Location
- Country: Canada
- Province: Quebec
- Region: Centre-du-Québec
- Regional County Municipality: Arthabaska Regional County Municipality

Physical characteristics
- Source: Mountain streams
- • location: Saint-Rémi-de-Tingwick
- • coordinates: 45°51′12″N 71°51′26″W﻿ / ﻿45.85347°N 71.85728°W
- • elevation: 338 m (1,109 ft)
- Mouth: Nicolet Southwest River
- • location: Saint-Rémi-de-Tingwick
- • coordinates: 45°48′14″N 71°53′15″W﻿ / ﻿45.80389°N 71.8875°W
- • elevation: 163 m (535 ft)
- Length: 7.9 km (4.9 mi)

Basin features
- Progression: Nicolet Southwest River, Nicolet River, St. Lawrence River
- • left: (upstream)
- • right: (upstream)

= Petite rivière à Monfette =

River in Centre-du-Québec, Quebec (Canada)

The Petite rivière à Monfette (in English: Little river at Monfette) is a tributary on the north bank of the Nicolet Southwest River (Les Trois Lacs (Les Sources). It flows into the municipality of Saint-Rémi-de-Tingwick, in the Arthabaska Regional County Municipality (MRC), in the administrative region of Centre-du-Québec, in Quebec, in Canada.

== Geography ==
The "Petite rivière à Monfette" has its source at the confluence of two streams on the southern flank of the mount "La Montagne" in Saint-Rémi-de-Tingwick. This spring is located 3.0 km southwest of the center of the village of Saint-Rémi-de-Tingwick and 2.3 km northwest of the hamlet of Coin-de-la-Petite-Mine.

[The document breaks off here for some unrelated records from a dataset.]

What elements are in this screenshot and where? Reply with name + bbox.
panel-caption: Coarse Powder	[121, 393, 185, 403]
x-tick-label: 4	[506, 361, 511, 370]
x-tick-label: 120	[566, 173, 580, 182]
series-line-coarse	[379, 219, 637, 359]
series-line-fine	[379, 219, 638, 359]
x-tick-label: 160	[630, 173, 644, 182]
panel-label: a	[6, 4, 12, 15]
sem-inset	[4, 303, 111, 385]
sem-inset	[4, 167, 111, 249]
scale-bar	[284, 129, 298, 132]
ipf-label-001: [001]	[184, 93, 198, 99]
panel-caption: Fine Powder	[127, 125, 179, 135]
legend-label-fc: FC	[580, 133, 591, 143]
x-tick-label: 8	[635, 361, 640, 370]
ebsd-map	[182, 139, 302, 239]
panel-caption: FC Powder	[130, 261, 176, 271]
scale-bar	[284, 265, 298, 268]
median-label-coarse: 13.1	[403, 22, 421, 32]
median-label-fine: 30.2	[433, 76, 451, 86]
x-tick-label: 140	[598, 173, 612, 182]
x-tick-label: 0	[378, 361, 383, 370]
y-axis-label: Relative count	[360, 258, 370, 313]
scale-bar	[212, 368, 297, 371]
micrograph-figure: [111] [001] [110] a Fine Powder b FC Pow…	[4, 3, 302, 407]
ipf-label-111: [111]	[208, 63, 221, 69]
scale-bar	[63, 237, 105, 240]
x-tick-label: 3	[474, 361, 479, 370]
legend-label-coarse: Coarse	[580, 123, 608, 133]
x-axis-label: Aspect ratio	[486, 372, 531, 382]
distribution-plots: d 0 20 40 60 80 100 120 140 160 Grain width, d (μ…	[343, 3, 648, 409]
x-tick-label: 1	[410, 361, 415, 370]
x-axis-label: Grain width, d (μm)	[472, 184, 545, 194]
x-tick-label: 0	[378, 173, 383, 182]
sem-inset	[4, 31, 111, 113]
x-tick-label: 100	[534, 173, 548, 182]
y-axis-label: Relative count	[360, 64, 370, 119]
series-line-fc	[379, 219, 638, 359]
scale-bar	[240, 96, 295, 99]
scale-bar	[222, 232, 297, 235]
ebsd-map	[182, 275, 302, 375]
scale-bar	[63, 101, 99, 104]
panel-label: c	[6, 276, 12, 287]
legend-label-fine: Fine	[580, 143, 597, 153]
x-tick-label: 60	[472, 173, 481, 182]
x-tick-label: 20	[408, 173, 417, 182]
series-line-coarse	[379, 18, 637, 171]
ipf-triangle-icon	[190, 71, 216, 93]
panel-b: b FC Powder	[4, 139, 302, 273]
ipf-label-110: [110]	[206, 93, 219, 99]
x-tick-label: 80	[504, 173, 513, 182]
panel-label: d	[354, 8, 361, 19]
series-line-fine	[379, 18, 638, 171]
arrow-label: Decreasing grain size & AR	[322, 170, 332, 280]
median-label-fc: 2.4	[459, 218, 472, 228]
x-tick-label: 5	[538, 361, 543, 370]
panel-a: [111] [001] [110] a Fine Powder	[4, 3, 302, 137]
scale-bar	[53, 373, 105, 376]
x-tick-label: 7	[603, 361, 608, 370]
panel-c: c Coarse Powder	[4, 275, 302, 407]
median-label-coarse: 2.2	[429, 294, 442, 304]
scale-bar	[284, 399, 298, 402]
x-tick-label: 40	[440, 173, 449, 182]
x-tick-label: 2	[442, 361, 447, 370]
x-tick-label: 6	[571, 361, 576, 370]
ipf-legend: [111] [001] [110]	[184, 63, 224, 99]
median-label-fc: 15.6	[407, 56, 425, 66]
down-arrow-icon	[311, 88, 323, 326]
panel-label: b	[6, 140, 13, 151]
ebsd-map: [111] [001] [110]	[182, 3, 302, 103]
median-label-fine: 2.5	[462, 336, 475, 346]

From its source, the Petite rivière à Monfette descends on 7.9 km generally towards the south, with a drop of 175 m. From its source, the course of the river descends the mountain towards the south to the confluence (altitude: 260 m) of a stream (coming from the northeast, or from the hamlet of Coin-de-la-Petite-Mine), then continue down the mountain to the north shore of the lake Les Trois Lacs (Les Sources), either in the hamlet of La Petite-Venise and opposite the hamlet of Le Cap-de-Roche (located on the south shore of the lake).

The Les Trois Lacs (Les Sources) is crossed to the west by the Nicolet Southwest River.

== Toponymy ==
The term "Monfette" turns out to be a family name of French origin.

The toponym "Petite rivière à Monfette" was made official on September 5, 1985, at the Commission de toponymie du Québec.